Whitlam was taken down by a conservative establishment and senior Liberal politicians and judicial figures with the full support of the top end of town.
We see their activity everywhere but most particularly in their determined efforts to deny climate change and destroy the underpinnings of less carbon intensive growth.
We witness it in their opposition to a more progressive tax system, and in the flexing of the muscles of big tech and mining companies, and in their relentless campaign against industry super which is based in their terror at the thought of working people having any control over capital.
We live in an era where the threat of extremism is very very real.
If some of our parents, grandparents and great-grandparents were to reappear tomorrow morning and read the newspapers they might think little has changed from when they were young – when authoritarians were in power and the world was sliding into division and conflict.
My own dad would probably have had that reaction having spent some of his youth fighting for his country.
So the concern at the threat of extremism is real.
Here in Australia we are holding our democracy and our national consensus together. I don’t think Australia has ever stood higher on the world stage than now.
Our economy, society and political system stand strong, largely because as a nation we have rejected austerity and widening inequality.
In Australia economic growth has been spread far more equally than in any other developed country, largely through policies of inclusive growth underpinned by strong social safety nets.
Here, unlike the United States, working people have not been left behind.
Medicare, the predecessor of which was subject of Gough’s 1974 double dissolution, has been central to the Labor vision. Medicare doesn’t just save lives it strengthens democracy.
It gives people the space to live full lives, to worry less, to engage more constructively with their community, instead of falling prey to opportunist populists who feed on anxiety.
The same can be said of national superannuation.
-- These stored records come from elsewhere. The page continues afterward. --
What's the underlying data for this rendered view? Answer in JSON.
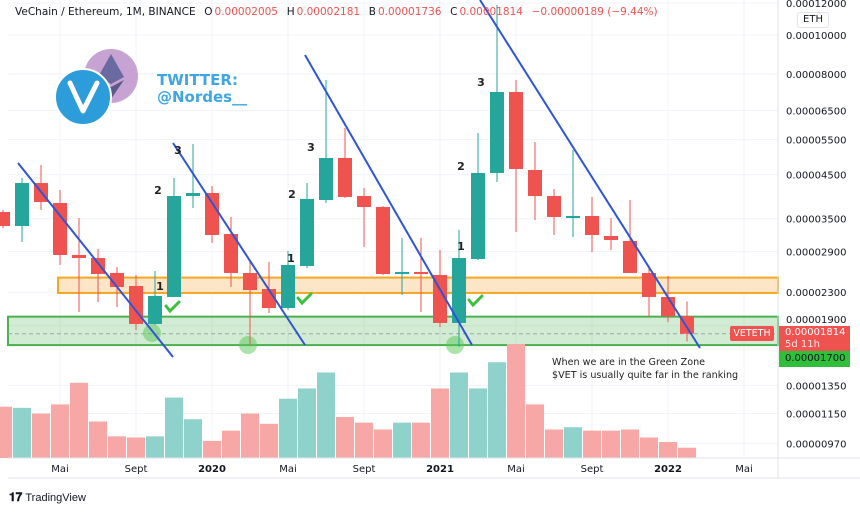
{
  "header": {
    "symbol": "VeChain / Ethereum, 1M, BINANCE",
    "o_label": "O",
    "o_value": "0.00002005",
    "h_label": "H",
    "h_value": "0.00002181",
    "l_label": "B",
    "l_value": "0.00001736",
    "c_label": "C",
    "c_value": "0.00001814",
    "change": "−0.00000189 (−9.44%)"
  },
  "watermark": {
    "line1": "TWITTER:",
    "line2": "@Nordes__"
  },
  "note": {
    "line1": "When we are in the Green Zone",
    "line2": "$VET is usually quite far in the ranking"
  },
  "axis": {
    "currency": "ETH",
    "last_price": "0.00001814",
    "countdown": "5d 11h",
    "green_price": "0.00001700",
    "symbol_tag": "VETETH"
  },
  "branding": {
    "name": "TradingView"
  },
  "colors": {
    "up": "#26a69a",
    "down": "#ef5350",
    "trendline": "#2f55d4",
    "green_zone": "#4caf50",
    "orange_zone": "#f5a623",
    "twitter": "#3ea6e0"
  },
  "annotations": {
    "wave_labels": [
      "1",
      "2",
      "3"
    ]
  },
  "chart_data": {
    "type": "candlestick",
    "yscale": "log",
    "ylim": [
      8.8e-06,
      0.000122
    ],
    "grid": true,
    "y_ticks": [
      "0.00012000",
      "0.00010000",
      "0.00008000",
      "0.00006500",
      "0.00005500",
      "0.00004500",
      "0.00003500",
      "0.00002900",
      "0.00002300",
      "0.00001900",
      "0.00001350",
      "0.00001150",
      "0.00000970"
    ],
    "x_ticks": [
      {
        "label": "Mai",
        "date": "2019-05",
        "bold": false
      },
      {
        "label": "Sept",
        "date": "2019-09",
        "bold": false
      },
      {
        "label": "2020",
        "date": "2020-01",
        "bold": true
      },
      {
        "label": "Mai",
        "date": "2020-05",
        "bold": false
      },
      {
        "label": "Sept",
        "date": "2020-09",
        "bold": false
      },
      {
        "label": "2021",
        "date": "2021-01",
        "bold": true
      },
      {
        "label": "Mai",
        "date": "2021-05",
        "bold": false
      },
      {
        "label": "Sept",
        "date": "2021-09",
        "bold": false
      },
      {
        "label": "2022",
        "date": "2022-01",
        "bold": true
      },
      {
        "label": "Mai",
        "date": "2022-05",
        "bold": false
      }
    ],
    "zones": {
      "green": [
        1.7e-05,
        2e-05
      ],
      "orange": [
        2.29e-05,
        2.5e-05
      ]
    },
    "candles": [
      {
        "date": "2019-02",
        "o": 3.637e-05,
        "h": 3.679e-05,
        "l": 3.319e-05,
        "c": 3.357e-05,
        "vol": 45
      },
      {
        "date": "2019-03",
        "o": 3.357e-05,
        "h": 4.417e-05,
        "l": 3.064e-05,
        "c": 4.292e-05,
        "vol": 44
      },
      {
        "date": "2019-04",
        "o": 4.292e-05,
        "h": 4.757e-05,
        "l": 3.679e-05,
        "c": 3.851e-05,
        "vol": 39
      },
      {
        "date": "2019-05",
        "o": 3.829e-05,
        "h": 4.124e-05,
        "l": 2.687e-05,
        "c": 2.845e-05,
        "vol": 47
      },
      {
        "date": "2019-06",
        "o": 2.845e-05,
        "h": 3.514e-05,
        "l": 2.054e-05,
        "c": 2.796e-05,
        "vol": 66
      },
      {
        "date": "2019-07",
        "o": 2.796e-05,
        "h": 2.944e-05,
        "l": 2.175e-05,
        "c": 2.552e-05,
        "vol": 32
      },
      {
        "date": "2019-08",
        "o": 2.567e-05,
        "h": 2.656e-05,
        "l": 2.114e-05,
        "c": 2.369e-05,
        "vol": 19
      },
      {
        "date": "2019-09",
        "o": 2.383e-05,
        "h": 2.538e-05,
        "l": 1.853e-05,
        "c": 1.918e-05,
        "vol": 18
      },
      {
        "date": "2019-10",
        "o": 1.918e-05,
        "h": 2.596e-05,
        "l": 1.907e-05,
        "c": 2.251e-05,
        "vol": 19
      },
      {
        "date": "2019-11",
        "o": 2.238e-05,
        "h": 4.417e-05,
        "l": 2.238e-05,
        "c": 3.985e-05,
        "vol": 53
      },
      {
        "date": "2019-12",
        "o": 3.985e-05,
        "h": 5.364e-05,
        "l": 3.721e-05,
        "c": 4.054e-05,
        "vol": 34
      },
      {
        "date": "2020-01",
        "o": 4.054e-05,
        "h": 4.219e-05,
        "l": 3.047e-05,
        "c": 3.189e-05,
        "vol": 15
      },
      {
        "date": "2020-02",
        "o": 3.207e-05,
        "h": 3.535e-05,
        "l": 2.369e-05,
        "c": 2.567e-05,
        "vol": 24
      },
      {
        "date": "2020-03",
        "o": 2.567e-05,
        "h": 2.733e-05,
        "l": 1.701e-05,
        "c": 2.329e-05,
        "vol": 39
      },
      {
        "date": "2020-04",
        "o": 2.342e-05,
        "h": 2.733e-05,
        "l": 2.042e-05,
        "c": 2.101e-05,
        "vol": 30
      },
      {
        "date": "2020-05",
        "o": 2.101e-05,
        "h": 2.911e-05,
        "l": 2.078e-05,
        "c": 2.687e-05,
        "vol": 52
      },
      {
        "date": "2020-06",
        "o": 2.671e-05,
        "h": 4.292e-05,
        "l": 2.641e-05,
        "c": 3.918e-05,
        "vol": 61
      },
      {
        "date": "2020-07",
        "o": 3.895e-05,
        "h": 7.733e-05,
        "l": 3.829e-05,
        "c": 4.952e-05,
        "vol": 75
      },
      {
        "date": "2020-08",
        "o": 4.952e-05,
        "h": 5.878e-05,
        "l": 3.94e-05,
        "c": 3.963e-05,
        "vol": 36
      },
      {
        "date": "2020-09",
        "o": 3.985e-05,
        "h": 4.171e-05,
        "l": 2.978e-05,
        "c": 3.742e-05,
        "vol": 31
      },
      {
        "date": "2020-10",
        "o": 3.742e-05,
        "h": 3.764e-05,
        "l": 2.538e-05,
        "c": 2.552e-05,
        "vol": 25
      },
      {
        "date": "2020-11",
        "o": 2.552e-05,
        "h": 3.135e-05,
        "l": 2.264e-05,
        "c": 2.581e-05,
        "vol": 31
      },
      {
        "date": "2020-12",
        "o": 2.581e-05,
        "h": 3.135e-05,
        "l": 2.054e-05,
        "c": 2.552e-05,
        "vol": 31
      },
      {
        "date": "2021-01",
        "o": 2.538e-05,
        "h": 2.927e-05,
        "l": 1.885e-05,
        "c": 1.929e-05,
        "vol": 61
      },
      {
        "date": "2021-02",
        "o": 1.929e-05,
        "h": 3.281e-05,
        "l": 1.681e-05,
        "c": 2.796e-05,
        "vol": 75
      },
      {
        "date": "2021-03",
        "o": 2.78e-05,
        "h": 5.712e-05,
        "l": 2.765e-05,
        "c": 4.545e-05,
        "vol": 61
      },
      {
        "date": "2021-04",
        "o": 4.545e-05,
        "h": 0.0001187,
        "l": 4.317e-05,
        "c": 7.22e-05,
        "vol": 84
      },
      {
        "date": "2021-05",
        "o": 7.22e-05,
        "h": 7.733e-05,
        "l": 3.244e-05,
        "c": 4.65e-05,
        "vol": 100
      },
      {
        "date": "2021-06",
        "o": 4.624e-05,
        "h": 5.426e-05,
        "l": 3.475e-05,
        "c": 3.985e-05,
        "vol": 47
      },
      {
        "date": "2021-07",
        "o": 3.985e-05,
        "h": 4.148e-05,
        "l": 3.189e-05,
        "c": 3.535e-05,
        "vol": 25
      },
      {
        "date": "2021-08",
        "o": 3.514e-05,
        "h": 5.184e-05,
        "l": 3.153e-05,
        "c": 3.555e-05,
        "vol": 27
      },
      {
        "date": "2021-09",
        "o": 3.555e-05,
        "h": 3.963e-05,
        "l": 2.894e-05,
        "c": 3.189e-05,
        "vol": 24
      },
      {
        "date": "2021-10",
        "o": 3.171e-05,
        "h": 3.514e-05,
        "l": 2.927e-05,
        "c": 3.099e-05,
        "vol": 24
      },
      {
        "date": "2021-11",
        "o": 3.082e-05,
        "h": 3.895e-05,
        "l": 2.567e-05,
        "c": 2.567e-05,
        "vol": 25
      },
      {
        "date": "2021-12",
        "o": 2.567e-05,
        "h": 2.656e-05,
        "l": 1.996e-05,
        "c": 2.238e-05,
        "vol": 18
      },
      {
        "date": "2022-01",
        "o": 2.238e-05,
        "h": 2.523e-05,
        "l": 1.94e-05,
        "c": 2.005e-05,
        "vol": 14
      },
      {
        "date": "2022-02",
        "o": 2.005e-05,
        "h": 2.181e-05,
        "l": 1.736e-05,
        "c": 1.814e-05,
        "vol": 9
      }
    ]
  }
}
It delivers retirement with dignity knowing that you might afford that caravan, tinny or holiday with the grand-kids.
These institutions are democracy’s best friends.
When Whitlam delivered free university education and Medibank this was decried by the right as “Whitlamite spending”. It became a derogative term over the next 20 or 30 years.
The far right and their well-heeled backers will always campaign against so-called big government and the taxation required to deliver it.
These institutions delivered by Labor Governments over the last 50 years are not big government – they are Labor values which underpin a healthy and prosperous society.
To conclude, we should never let our memories dim of what the conservative establishment did to us in 1975.
And we should never forget the lengths they went to attack the democratic underpinnings of our Westminster system of Government.
In 1975 Whitlam’s response to the wrecking of Westminster conventions was dignified and democratic. He didn’t spit the dummy, he didn’t encourage the storming of Parliament House. He let the people decide.
After Whitlam the Labor Party dusted itself off, took the best of the visionary Whitlam program and enshrined this in policy implemented by Hawke, Keating, Rudd Gillard and now Albanese.
This year at the Federal level we achieved something remarkable at the Parliamentary level: 94 seats!
It’s a sad day for the Labor Party to admit this, but even now our largest membership demographic remains those, like myself, who joined in the Whitlam era.
The task before us, 50 years from the dismissal is to convince young Australians that Labor is the party of opportunity, of fairness and security. That it is Labor that has always delivered progress for all Austalians, and that it is Labor again today that can install the fair go for the next generation of working people.
We now have a golden opportunity to build a stronger and more active Party in Whitlam’s honour as one of the great creative politicians in Australian history.